Zusammenfassend kann festgestellt werden: Europa benötigt ein neues Wachstumsmodell, welches gekennzeichnet ist durch Kampf gegen die unakzeptable Arbeitslosigkeit, durch ausreichenden Spielraum für Zukunftsinvestitionen sowie für soziale und ökologische Investitionen, wodurch Wachstum und Nachfrage geschaffen werden. Durch haushaltspolitische Umschichtungen und Sicherstellung einer ausreichenden Einnahmenbasis unter Berücksichtigung der Verteilungsgerechtigkeit müssen die Sozialsysteme zur Erhöhung der Produktivkraft und zur Stabilisierung von Nachfrage und Vertrauen gestärkt werden. Mit einem solchen Wachstumsmodell wird auch die nachhaltige Konsolidierung der öffentlichen Finanzen ermöglicht.

2.   Hintergrund

2.1

In der „Empfehlung des Rates vom 13. Juli 2010 über die Grundzüge der Wirtschaftspolitik der Mitgliedstaaten der Union“ wurden folgende Leitlinien festgelegt, welche bis 2014 unverändert bleiben, damit das Hauptaugenmerk auf die Umsetzung gelegt werden kann:

—   Leitlinie 1: Gewährung der Qualität und langfristigen Tragfähigkeit der öffentlichen Finanzen

—   Leitlinie 2: Beseitigung makroökonomischer Ungleichgewichte

—   Leitlinie 3: Abbau von Ungleichgewichten im Euro-Währungsgebiet

—   Leitlinie 4: Optimierung der FuE- sowie der Innovationsförderung, Stärkung des Wissensdreiecks und Freisetzung des Potenzials der digitalen Wirtschaft

—   Leitlinie 5: Verbesserung der Ressourceneffizienz und Abbau der Treibhausgase

—   Leitlinie 6: Verbesserung der Rahmenbedingungen für Unternehmen und Verbraucher und Modernisierung und Weiterentwicklung der industriellen Basis, um das reibungslose Funktionieren des Binnenmarktes sicherzustellen

2.2

In diesem Sinne legte die Kommission am 30.5.2012 ihre jüngste „Empfehlung für eine Empfehlung des Rates zur Umsetzung der Grundzüge der Wirtschaftspolitik der Mitgliedstaaten, deren Währung der Euro ist“ vor, welche eine Aktualisierung der Empfehlungen zur generellen Ausrichtung der Wirtschaftspolitik im Euroraum enthält. Weiters wurden einzelne länderspezifische Empfehlungen für alle 27 Mitgliedstaaten der Union verfasst. Am 6. Juli 2012 verabschiedete der Rat der Europäischen Union die entsprechenden Dokumente.

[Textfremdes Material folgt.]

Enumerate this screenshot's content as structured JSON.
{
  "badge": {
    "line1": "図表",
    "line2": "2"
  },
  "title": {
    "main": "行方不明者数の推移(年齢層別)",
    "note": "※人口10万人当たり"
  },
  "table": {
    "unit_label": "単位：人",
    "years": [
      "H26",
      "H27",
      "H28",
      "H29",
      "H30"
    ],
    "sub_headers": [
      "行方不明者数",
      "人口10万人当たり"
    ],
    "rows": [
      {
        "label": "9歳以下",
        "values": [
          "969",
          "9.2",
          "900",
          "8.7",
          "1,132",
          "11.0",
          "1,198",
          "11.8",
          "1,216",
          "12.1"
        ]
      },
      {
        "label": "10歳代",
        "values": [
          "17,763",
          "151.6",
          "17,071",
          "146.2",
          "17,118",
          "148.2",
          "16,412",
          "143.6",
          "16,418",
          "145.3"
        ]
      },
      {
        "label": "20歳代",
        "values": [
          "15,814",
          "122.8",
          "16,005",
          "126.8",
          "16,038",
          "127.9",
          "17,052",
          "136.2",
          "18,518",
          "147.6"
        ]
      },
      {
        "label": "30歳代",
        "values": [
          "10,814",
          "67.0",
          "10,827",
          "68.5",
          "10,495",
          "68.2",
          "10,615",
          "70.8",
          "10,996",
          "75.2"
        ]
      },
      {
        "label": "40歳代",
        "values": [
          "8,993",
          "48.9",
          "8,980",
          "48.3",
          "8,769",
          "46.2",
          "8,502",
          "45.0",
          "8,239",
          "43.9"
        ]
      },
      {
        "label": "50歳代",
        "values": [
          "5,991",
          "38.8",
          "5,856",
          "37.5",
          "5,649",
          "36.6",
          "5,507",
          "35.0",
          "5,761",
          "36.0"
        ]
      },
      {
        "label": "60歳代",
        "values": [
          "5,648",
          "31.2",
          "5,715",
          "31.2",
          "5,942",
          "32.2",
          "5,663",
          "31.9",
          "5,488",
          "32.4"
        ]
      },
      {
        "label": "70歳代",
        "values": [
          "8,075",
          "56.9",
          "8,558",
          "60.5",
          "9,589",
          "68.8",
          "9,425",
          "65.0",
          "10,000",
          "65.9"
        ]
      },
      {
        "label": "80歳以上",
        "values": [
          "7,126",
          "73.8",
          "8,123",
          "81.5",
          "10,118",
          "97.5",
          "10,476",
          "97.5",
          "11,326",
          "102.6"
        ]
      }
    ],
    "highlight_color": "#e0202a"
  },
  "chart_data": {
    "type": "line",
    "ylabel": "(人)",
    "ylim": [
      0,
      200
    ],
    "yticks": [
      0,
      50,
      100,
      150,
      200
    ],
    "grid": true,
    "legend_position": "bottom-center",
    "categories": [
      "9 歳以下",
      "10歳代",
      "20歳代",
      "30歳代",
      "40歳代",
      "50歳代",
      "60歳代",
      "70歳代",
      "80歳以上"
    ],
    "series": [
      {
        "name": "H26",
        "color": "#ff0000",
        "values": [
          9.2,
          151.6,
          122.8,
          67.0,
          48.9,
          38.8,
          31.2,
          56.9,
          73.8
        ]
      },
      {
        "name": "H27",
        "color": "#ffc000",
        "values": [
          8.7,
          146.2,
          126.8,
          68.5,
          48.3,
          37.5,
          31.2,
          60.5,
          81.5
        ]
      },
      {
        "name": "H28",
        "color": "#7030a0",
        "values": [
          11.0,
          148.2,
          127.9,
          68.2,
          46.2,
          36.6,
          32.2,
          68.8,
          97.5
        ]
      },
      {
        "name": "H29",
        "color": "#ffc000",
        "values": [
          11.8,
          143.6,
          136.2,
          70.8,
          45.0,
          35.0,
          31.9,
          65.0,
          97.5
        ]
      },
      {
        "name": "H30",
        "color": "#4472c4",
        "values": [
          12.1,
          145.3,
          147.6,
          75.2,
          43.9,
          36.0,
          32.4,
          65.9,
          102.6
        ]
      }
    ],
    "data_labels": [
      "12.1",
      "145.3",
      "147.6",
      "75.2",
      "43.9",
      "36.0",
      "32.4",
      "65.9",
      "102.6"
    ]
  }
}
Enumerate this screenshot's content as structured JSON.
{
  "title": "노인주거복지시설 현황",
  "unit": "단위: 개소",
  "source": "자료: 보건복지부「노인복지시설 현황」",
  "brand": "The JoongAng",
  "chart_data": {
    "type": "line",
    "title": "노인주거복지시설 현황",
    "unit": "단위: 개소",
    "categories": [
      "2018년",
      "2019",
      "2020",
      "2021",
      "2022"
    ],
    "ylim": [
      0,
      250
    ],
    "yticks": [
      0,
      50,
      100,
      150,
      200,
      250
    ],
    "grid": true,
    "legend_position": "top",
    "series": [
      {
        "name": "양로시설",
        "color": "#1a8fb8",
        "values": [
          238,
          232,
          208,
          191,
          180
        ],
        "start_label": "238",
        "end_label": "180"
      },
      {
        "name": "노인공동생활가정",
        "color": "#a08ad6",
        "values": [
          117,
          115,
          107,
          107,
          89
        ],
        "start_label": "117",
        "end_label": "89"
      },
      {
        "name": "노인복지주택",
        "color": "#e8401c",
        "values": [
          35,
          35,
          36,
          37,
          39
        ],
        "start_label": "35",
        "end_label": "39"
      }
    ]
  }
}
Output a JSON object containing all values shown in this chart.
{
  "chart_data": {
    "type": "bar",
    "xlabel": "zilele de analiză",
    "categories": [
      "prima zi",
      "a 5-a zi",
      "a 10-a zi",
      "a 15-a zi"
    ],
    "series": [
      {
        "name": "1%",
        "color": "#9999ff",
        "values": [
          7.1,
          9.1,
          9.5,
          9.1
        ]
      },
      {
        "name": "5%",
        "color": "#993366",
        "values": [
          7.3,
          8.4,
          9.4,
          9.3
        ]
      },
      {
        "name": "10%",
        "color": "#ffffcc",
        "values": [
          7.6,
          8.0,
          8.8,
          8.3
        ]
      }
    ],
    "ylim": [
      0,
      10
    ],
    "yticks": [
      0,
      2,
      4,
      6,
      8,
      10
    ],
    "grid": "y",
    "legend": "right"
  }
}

3.   Allgemeine Bemerkungen

3.1

Der EWSA begrüßt die Bemühungen der Kommission um einen kohärenten Rahmen für die dringend notwendige bessere Koordinierung der europäischen Wirtschaftspolitik. Diese ist unumgänglich, um wieder einen dauerhaften Kurs in Richtung Wachstum und Beschäftigung zu erreichen. Denn es besteht die Gefahr, dass Maßnahmen zum Abbau der Ungleichgewichte zwar für ein isoliert betrachtetes Land sinnvoll sein können, diese für die Eurozone insgesamt aber kontraproduktiv sind.

3.2

Daher sind eine gesamthafte europäische Betrachtung, ein europäisches Denken und Verständnis notwendig. Der Ausschuss teilt somit den Standpunkt der Kommission, dass eine echte wirtschaftspolitische Zusammenarbeit, zumindest in der Eurogruppe, einer vertieften Integration sowie einer besseren und effizienteren Koordinierung bedarf. Dabei muss den Unterschieden in der wirtschaftlichen Leistung der Mitgliedstaaten (BIP-Niveau und Wachstum, Arbeitslosenquoten und Trends, Höhe und Struktur von Haushaltsdefizit und Verschuldung, Ausgaben für FuE, Sozialausgaben, Leistungsbilanzsaldo, Energieversorgung, …) Rechnung getragen werden.

3.3

Die seit 2008 andauernde Krise nahm in den USA ihren Ausgang und weitete sich zur globalen Krise aus. In deren Folge wurde erkennbar, dass die Architektur der Währungsunion zu sehr auf die Marktkräfte vertraute und der Gefahr von Ungleichgewichten nicht angemessen begegnet. Wie die Entwicklung der öffentlichen Haushalte in der Eurozone insgesamt bis 2008 zeigt, war mangelnde Haushaltsdisziplin nicht generell die Krisenursache.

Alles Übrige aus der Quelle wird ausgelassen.